With her poking and prodding, perhaps to get comfortable with the idea of a stranger touching her and perhaps inserting things into her, he finds himself confronted. Leo, who has found himself easily giving away his built-up body, and seeing it as a service, in a non-pretentious way, is forced to reveal himself. Not the persona he has made for work, but the person who created the persona.

All of this is done comically with questions, Nancy talking about her kids, how she slut shamed girls when she was a school teacher, while realizing what she is doing. As for Leo? Well, like a therapist with humor, he digs into what she says and charmingly picks at it.

But, in time, as Nancy shows herself to potentially want more than a go-to sex worker, we see more to Leo, besides his penis and behind. We get the boy who feels the need to lie about what he does and has a complicated relationship with his mother. We also meet the man who crafted someone ideal and desirable, and even a taste of who Leo is when the fa├žade and charm are set aside, and he is as vulnerable as Nancy chooses to be from the start.

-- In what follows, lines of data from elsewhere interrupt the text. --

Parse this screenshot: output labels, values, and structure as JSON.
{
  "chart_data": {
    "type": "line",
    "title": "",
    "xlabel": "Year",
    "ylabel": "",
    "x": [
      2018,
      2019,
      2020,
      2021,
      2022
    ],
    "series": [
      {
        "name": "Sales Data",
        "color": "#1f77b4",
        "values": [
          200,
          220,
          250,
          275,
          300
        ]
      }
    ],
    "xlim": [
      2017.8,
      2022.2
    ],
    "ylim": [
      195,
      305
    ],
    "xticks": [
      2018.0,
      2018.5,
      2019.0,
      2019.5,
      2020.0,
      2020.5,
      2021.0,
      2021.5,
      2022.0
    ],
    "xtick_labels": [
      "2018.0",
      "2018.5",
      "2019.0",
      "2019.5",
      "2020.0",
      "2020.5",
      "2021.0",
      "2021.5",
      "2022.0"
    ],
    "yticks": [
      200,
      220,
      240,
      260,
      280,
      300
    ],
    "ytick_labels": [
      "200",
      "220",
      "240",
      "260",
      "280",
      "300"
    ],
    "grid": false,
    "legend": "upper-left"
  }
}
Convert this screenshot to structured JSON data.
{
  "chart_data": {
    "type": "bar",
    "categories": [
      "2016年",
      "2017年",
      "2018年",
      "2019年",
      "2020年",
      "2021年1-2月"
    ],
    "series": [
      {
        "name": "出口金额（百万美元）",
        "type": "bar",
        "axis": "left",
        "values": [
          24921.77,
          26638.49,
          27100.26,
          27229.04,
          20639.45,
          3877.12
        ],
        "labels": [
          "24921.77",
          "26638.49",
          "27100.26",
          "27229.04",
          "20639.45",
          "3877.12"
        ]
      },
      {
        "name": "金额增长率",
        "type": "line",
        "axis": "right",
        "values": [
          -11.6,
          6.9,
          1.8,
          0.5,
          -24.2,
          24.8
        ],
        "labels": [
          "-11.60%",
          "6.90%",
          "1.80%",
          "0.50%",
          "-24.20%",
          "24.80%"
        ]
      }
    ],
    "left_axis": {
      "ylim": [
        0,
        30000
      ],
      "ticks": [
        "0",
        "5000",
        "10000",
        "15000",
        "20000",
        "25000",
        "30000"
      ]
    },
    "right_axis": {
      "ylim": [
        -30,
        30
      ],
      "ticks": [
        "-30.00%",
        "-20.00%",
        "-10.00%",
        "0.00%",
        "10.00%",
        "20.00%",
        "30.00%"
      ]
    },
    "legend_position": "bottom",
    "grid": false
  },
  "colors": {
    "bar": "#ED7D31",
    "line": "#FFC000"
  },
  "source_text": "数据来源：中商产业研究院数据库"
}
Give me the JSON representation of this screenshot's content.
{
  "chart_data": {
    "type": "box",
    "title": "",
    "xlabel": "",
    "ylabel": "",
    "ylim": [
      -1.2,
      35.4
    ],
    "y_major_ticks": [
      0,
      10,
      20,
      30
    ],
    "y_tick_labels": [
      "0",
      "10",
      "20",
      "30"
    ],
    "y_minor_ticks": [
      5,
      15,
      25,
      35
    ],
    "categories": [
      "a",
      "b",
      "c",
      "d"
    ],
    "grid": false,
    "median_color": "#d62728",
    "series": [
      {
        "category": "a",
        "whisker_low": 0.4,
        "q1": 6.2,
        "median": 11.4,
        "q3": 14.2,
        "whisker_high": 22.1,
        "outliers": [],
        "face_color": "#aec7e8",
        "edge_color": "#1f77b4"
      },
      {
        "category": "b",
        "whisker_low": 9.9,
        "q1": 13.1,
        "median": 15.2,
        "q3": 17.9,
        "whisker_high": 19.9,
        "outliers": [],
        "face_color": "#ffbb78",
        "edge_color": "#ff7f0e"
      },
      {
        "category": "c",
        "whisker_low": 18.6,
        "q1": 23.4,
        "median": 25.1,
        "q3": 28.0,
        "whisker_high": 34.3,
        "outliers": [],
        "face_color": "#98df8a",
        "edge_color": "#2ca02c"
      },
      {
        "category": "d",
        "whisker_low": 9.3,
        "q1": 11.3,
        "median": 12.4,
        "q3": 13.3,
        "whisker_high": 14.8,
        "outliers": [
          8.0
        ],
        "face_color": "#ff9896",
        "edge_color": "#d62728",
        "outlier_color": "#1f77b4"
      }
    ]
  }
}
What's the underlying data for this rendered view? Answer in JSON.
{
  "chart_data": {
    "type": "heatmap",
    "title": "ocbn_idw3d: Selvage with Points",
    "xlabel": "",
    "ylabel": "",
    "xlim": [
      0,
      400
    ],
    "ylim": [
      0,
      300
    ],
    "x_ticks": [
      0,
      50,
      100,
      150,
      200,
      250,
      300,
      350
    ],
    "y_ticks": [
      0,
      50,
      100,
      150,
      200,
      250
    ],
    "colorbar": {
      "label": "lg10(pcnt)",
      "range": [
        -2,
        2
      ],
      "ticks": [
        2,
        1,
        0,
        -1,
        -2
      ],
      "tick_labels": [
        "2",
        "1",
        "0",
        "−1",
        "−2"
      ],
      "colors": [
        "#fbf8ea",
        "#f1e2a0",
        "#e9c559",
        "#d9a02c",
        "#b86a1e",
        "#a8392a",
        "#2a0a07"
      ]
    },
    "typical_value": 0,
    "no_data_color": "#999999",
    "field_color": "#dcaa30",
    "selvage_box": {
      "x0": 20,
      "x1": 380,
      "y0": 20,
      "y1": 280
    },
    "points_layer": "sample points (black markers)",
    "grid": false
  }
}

Our Rating: Positive (Worth Seeing)

Good Luck To You, Leo Grande is one of the reasons we need more actresses getting to play more than a maternal role in films. Through Thompson’s portrayal of Nancy, we get a whole person who has a life, wants new experiences, and while flawed, you can see her developed in such a way to either own those flaws or at least be willing to change. Plus, it is nice when the younger actor isn’t there to siphon from the veteran, but rather is an equal, sometimes eye candy, and not meant to build their career off the already well-established person.